Crash of a Piper PA-46-310P Malibu in Naples: 3 killed

Date & Time: Jun 19, 2002 at 0958 LT
Registration:
N9127L
Flight Phase:
Flight Type:
Survivors:
No
Schedule:
Naples – Saint Petersburg
MSN:
46-08102
YOM:
1987
Location:
Crew on board:
1
Crew fatalities:
Pax on board:
2
Pax fatalities:
Other fatalities:
Total fatalities:
3
Captain / Total flying hours:
3000
Aircraft flight hours:
4643
Circumstances:
An annual inspection had been completed on the airplane the same day, and on its first flight after the annual inspection, as the airplane was departing from runway 05, at Naples Municipal Airport, witnesses said the engine ceased operating.

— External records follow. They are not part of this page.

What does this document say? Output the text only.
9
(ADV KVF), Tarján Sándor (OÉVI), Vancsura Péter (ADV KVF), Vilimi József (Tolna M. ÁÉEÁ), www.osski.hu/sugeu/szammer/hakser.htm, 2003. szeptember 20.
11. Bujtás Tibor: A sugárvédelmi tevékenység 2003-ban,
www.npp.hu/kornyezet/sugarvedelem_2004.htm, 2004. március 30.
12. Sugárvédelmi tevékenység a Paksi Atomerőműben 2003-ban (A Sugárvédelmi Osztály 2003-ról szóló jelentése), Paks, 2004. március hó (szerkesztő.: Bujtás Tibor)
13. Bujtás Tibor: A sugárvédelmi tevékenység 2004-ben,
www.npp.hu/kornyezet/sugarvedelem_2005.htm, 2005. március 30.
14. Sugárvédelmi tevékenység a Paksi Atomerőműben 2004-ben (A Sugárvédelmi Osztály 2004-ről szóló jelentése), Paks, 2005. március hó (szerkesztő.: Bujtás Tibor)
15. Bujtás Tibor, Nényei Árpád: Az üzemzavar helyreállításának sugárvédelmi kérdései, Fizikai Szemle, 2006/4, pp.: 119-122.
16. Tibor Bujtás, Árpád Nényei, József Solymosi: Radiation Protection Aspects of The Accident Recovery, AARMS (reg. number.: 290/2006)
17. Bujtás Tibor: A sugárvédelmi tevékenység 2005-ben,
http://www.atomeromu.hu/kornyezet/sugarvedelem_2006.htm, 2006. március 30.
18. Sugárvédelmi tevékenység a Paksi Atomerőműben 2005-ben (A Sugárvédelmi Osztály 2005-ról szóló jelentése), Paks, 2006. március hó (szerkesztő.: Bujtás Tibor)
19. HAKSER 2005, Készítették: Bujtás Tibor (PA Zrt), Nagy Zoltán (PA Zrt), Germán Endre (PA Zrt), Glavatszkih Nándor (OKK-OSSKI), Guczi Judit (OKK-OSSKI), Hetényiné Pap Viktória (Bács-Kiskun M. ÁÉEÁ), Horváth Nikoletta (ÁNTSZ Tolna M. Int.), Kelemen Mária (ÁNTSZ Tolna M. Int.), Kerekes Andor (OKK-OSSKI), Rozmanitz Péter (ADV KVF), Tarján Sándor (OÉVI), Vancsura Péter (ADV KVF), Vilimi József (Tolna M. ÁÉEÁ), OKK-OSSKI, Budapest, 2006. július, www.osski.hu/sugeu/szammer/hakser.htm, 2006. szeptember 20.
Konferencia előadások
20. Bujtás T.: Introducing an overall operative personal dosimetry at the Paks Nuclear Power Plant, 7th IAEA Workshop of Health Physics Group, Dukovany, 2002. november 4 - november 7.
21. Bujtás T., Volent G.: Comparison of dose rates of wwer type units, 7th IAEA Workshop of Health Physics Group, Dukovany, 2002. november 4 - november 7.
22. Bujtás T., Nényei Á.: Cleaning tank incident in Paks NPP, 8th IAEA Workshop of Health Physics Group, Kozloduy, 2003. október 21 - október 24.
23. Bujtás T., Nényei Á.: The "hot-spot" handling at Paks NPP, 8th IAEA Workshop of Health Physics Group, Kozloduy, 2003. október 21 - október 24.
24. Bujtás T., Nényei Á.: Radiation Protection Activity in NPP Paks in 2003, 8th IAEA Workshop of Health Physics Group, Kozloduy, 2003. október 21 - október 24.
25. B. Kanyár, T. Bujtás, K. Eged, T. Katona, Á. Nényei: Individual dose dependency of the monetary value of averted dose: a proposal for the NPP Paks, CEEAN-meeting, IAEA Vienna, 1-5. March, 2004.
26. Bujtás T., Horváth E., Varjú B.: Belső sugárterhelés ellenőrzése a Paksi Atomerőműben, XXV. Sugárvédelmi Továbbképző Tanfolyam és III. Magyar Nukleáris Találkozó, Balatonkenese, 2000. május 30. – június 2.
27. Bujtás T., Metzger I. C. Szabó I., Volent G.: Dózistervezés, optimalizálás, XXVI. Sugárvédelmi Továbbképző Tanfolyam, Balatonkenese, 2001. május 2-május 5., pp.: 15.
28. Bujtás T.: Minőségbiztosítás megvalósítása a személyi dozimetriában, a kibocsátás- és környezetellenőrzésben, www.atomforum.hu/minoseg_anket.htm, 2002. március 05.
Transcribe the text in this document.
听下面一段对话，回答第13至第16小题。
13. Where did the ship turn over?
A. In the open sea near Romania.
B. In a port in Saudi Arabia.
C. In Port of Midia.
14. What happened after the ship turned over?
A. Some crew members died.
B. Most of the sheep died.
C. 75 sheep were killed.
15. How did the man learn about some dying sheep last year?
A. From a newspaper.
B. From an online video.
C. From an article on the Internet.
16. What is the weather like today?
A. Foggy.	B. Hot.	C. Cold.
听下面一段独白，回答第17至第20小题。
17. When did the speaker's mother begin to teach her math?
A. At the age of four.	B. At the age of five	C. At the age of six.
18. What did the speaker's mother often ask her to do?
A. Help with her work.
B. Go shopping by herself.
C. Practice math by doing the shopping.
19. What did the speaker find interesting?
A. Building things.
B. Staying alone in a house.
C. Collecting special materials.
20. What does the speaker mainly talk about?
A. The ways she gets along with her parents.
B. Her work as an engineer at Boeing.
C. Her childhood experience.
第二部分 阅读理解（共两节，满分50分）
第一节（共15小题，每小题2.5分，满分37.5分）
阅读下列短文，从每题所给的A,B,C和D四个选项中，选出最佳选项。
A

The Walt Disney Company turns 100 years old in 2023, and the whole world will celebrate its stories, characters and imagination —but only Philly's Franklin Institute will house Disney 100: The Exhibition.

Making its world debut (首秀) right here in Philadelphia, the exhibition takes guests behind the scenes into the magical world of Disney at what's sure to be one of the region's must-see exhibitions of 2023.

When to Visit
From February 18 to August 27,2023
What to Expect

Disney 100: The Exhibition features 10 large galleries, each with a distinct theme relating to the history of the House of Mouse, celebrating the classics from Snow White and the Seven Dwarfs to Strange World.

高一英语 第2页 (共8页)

They also said that the propeller was rotating either slowly or had stopped, and they then observed the airplane enter a steep turn, followed by an abrupt and uncontrolled nose-low descent and subsequent impact with the ground. The airplane came to rest in a nose-low, near vertical position, suspended at its tail section by a fence and some trees along the eastern perimeter of the airport. It had incurred substantial damage and the pilot and two passengers who were onboard the airplane were fatally injured. Postaccident examination of the airframe, flight controls and the engine did not reveal any mechanical failure or malfunction. The flaps were found to have been set to 10 degrees, and the propeller showed little or no evidence of rotation at impact. The FAA Toxicology Laboratory, Oklahoma City, Oklahoma, performed toxicological studies on specimens obtained from the pilot and the results showed that diphenhydramine was found to be present in urine, and 0.139 (ug/ml, ug/g) diphenhydramine was detected in blood. Diphenhydramine, commonly known by the trade name Benadryl, is an over-the-counter antihistamine with sedative side effects, and is commonly used to treat allergy symptoms. Published research (Weiler et. al. Effects of Fexofenadine, Diphenhydramine, and Alcohol on Driving Performance. Annals of Internal Medicine 2000; 132:354-363), has noted the effect of a maximal over the counter dose of diphenhydramine to be worse than the effect of a 0.10% blood alcohol level on certain measures of simulated driving performance. The level of diphenydramine in the blood of the pilot was consistent with recent use of more than a typical maximum single over-the-counter dose of the medication.
Probable cause:
The pilot's failure to maintain airspeed above the stall speed while maneuvering to land after the engine ceased operating for undetermined reasons, which resulted in a stall/spin, an uncontrolled descent, and an impact with the ground.